Once your paste has dissolved into the hot broth, turn the stove down to medium-low. You don’t want the miso to boil.
Pour the miso-y liquid back into the pot of soup while whisking.
Add your bok choy stems to the soup as well as the noodles (drained of water).
The bok choy stems only take a couple of minutes to soften, especially if you are using the baby bok choy variety.
After about 2 minutes, you can turn off the stove and remove your pot from the hot burner. Stir in your bright green baby bok choy leaves.
They will wilt quickly under the heat of the broth.
And voila! That is it!!!
Garnish your soup with fresh cilantro and scallions and enjoy!!!!!!!!!!!!!!
This soup is LOADED with good-for-you deliciousness. I’m telling you, my body becomes stronger with each slurp. It tastes like full-on healthiness, replenishing my energy spoonful by spoonful. And the flavor is magical. The miso-infused broth is salty and rich, with a little bit of nuttiness. The veggies are crisp-tender, not cooked to death, and the mushrooms are serious morsels of delight. I actually enjoy the tofu in this application, as well. All around, it’s a joyful symphony of soul-satisfying perfection.
Make this soup, and eat it for breakfast. I implore you. It is the most amazing, comforting, invigorating way to start the day!! Those Japanese people know what they’re doing.
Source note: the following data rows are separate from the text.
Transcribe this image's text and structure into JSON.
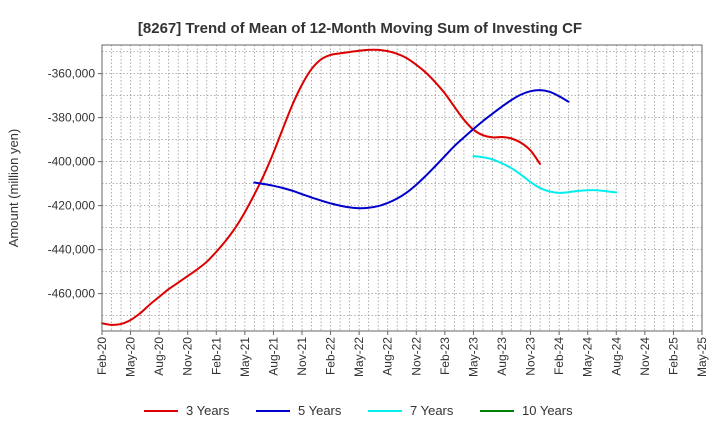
{
  "chart_data": {
    "type": "line",
    "title": "[8267]  Trend of Mean of 12-Month Moving Sum of Investing CF",
    "xlabel": "",
    "ylabel": "Amount (million yen)",
    "categories": [
      "Feb-20",
      "May-20",
      "Aug-20",
      "Nov-20",
      "Feb-21",
      "May-21",
      "Aug-21",
      "Nov-21",
      "Feb-22",
      "May-22",
      "Aug-22",
      "Nov-22",
      "Feb-23",
      "May-23",
      "Aug-23",
      "Nov-23",
      "Feb-24",
      "May-24",
      "Aug-24",
      "Nov-24",
      "Feb-25",
      "May-25"
    ],
    "yticks": [
      -360000,
      -380000,
      -400000,
      -420000,
      -440000,
      -460000
    ],
    "ytick_labels": [
      "-360,000",
      "-380,000",
      "-400,000",
      "-420,000",
      "-440,000",
      "-460,000"
    ],
    "ylim": [
      -477000,
      -347000
    ],
    "grid": true,
    "legend_position": "bottom",
    "series": [
      {
        "name": "3 Years",
        "color": "#dd0000",
        "points": [
          [
            0,
            -473500
          ],
          [
            0.33,
            -474200
          ],
          [
            0.67,
            -473800
          ],
          [
            1,
            -472000
          ],
          [
            1.33,
            -469000
          ],
          [
            1.67,
            -465000
          ],
          [
            2,
            -461500
          ],
          [
            2.33,
            -458000
          ],
          [
            2.67,
            -455000
          ],
          [
            3,
            -452000
          ],
          [
            3.33,
            -449000
          ],
          [
            3.67,
            -445500
          ],
          [
            4,
            -441000
          ],
          [
            4.33,
            -436000
          ],
          [
            4.67,
            -430000
          ],
          [
            5,
            -423000
          ],
          [
            5.33,
            -415000
          ],
          [
            5.67,
            -406000
          ],
          [
            6,
            -396000
          ],
          [
            6.33,
            -385000
          ],
          [
            6.67,
            -374000
          ],
          [
            7,
            -365000
          ],
          [
            7.33,
            -358000
          ],
          [
            7.67,
            -353500
          ],
          [
            8,
            -351500
          ],
          [
            8.33,
            -350800
          ],
          [
            8.67,
            -350200
          ],
          [
            9,
            -349600
          ],
          [
            9.33,
            -349200
          ],
          [
            9.67,
            -349200
          ],
          [
            10,
            -349800
          ],
          [
            10.33,
            -351000
          ],
          [
            10.67,
            -353000
          ],
          [
            11,
            -356000
          ],
          [
            11.33,
            -359500
          ],
          [
            11.67,
            -364000
          ],
          [
            12,
            -369000
          ],
          [
            12.33,
            -375000
          ],
          [
            12.67,
            -381000
          ],
          [
            13,
            -385500
          ],
          [
            13.33,
            -388000
          ],
          [
            13.67,
            -389000
          ],
          [
            14,
            -388800
          ],
          [
            14.33,
            -389500
          ],
          [
            14.67,
            -391500
          ],
          [
            15,
            -395000
          ],
          [
            15.33,
            -401000
          ]
        ]
      },
      {
        "name": "5 Years",
        "color": "#0000cc",
        "points": [
          [
            5.33,
            -409500
          ],
          [
            5.67,
            -410200
          ],
          [
            6,
            -411000
          ],
          [
            6.33,
            -412000
          ],
          [
            6.67,
            -413300
          ],
          [
            7,
            -414800
          ],
          [
            7.33,
            -416300
          ],
          [
            7.67,
            -417700
          ],
          [
            8,
            -419000
          ],
          [
            8.33,
            -420000
          ],
          [
            8.67,
            -420800
          ],
          [
            9,
            -421200
          ],
          [
            9.33,
            -421000
          ],
          [
            9.67,
            -420200
          ],
          [
            10,
            -418800
          ],
          [
            10.33,
            -416800
          ],
          [
            10.67,
            -414000
          ],
          [
            11,
            -410500
          ],
          [
            11.33,
            -406500
          ],
          [
            11.67,
            -402000
          ],
          [
            12,
            -397500
          ],
          [
            12.33,
            -393000
          ],
          [
            12.67,
            -389000
          ],
          [
            13,
            -385200
          ],
          [
            13.33,
            -381600
          ],
          [
            13.67,
            -378200
          ],
          [
            14,
            -375000
          ],
          [
            14.33,
            -372000
          ],
          [
            14.67,
            -369500
          ],
          [
            15,
            -368000
          ],
          [
            15.33,
            -367500
          ],
          [
            15.67,
            -368300
          ],
          [
            16,
            -370300
          ],
          [
            16.33,
            -372800
          ]
        ]
      },
      {
        "name": "7 Years",
        "color": "#00eeee",
        "points": [
          [
            13,
            -397500
          ],
          [
            13.33,
            -398000
          ],
          [
            13.67,
            -399000
          ],
          [
            14,
            -400800
          ],
          [
            14.33,
            -403000
          ],
          [
            14.67,
            -406000
          ],
          [
            15,
            -409300
          ],
          [
            15.33,
            -412000
          ],
          [
            15.67,
            -413600
          ],
          [
            16,
            -414200
          ],
          [
            16.33,
            -413900
          ],
          [
            16.67,
            -413300
          ],
          [
            17,
            -413000
          ],
          [
            17.33,
            -413000
          ],
          [
            17.67,
            -413500
          ],
          [
            18,
            -414000
          ]
        ]
      },
      {
        "name": "10 Years",
        "color": "#008000",
        "points": []
      }
    ]
  }
}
Love, love, love to all of you. I’ve gotta get myself to the store and back to the kitchen. I’ll be cooking my quickly-becoming-famous White Bean Turkey Chili and Mexican Chicken Ala Ashli- one of the first scrumptious dishes I ever created.
Happy cooking and eating to you!
ashli
I like how you give the reminder of what is still in season with the encouragement to stock up while we can. Just looking at this makes me want a healthy soup. Making miso soup would give me the opportunity to actually use ingredients from an Asian grocery store that I enjoy just going to! It would also challenge me to use ingredients that I’ve not used before, like other recipes of yours. Thanks.
Catherine, You could easily make this soup! Asian grocery stores are so interesting- but a little intimidating too, since I can’t read most of the labels! Let me know if you try it out!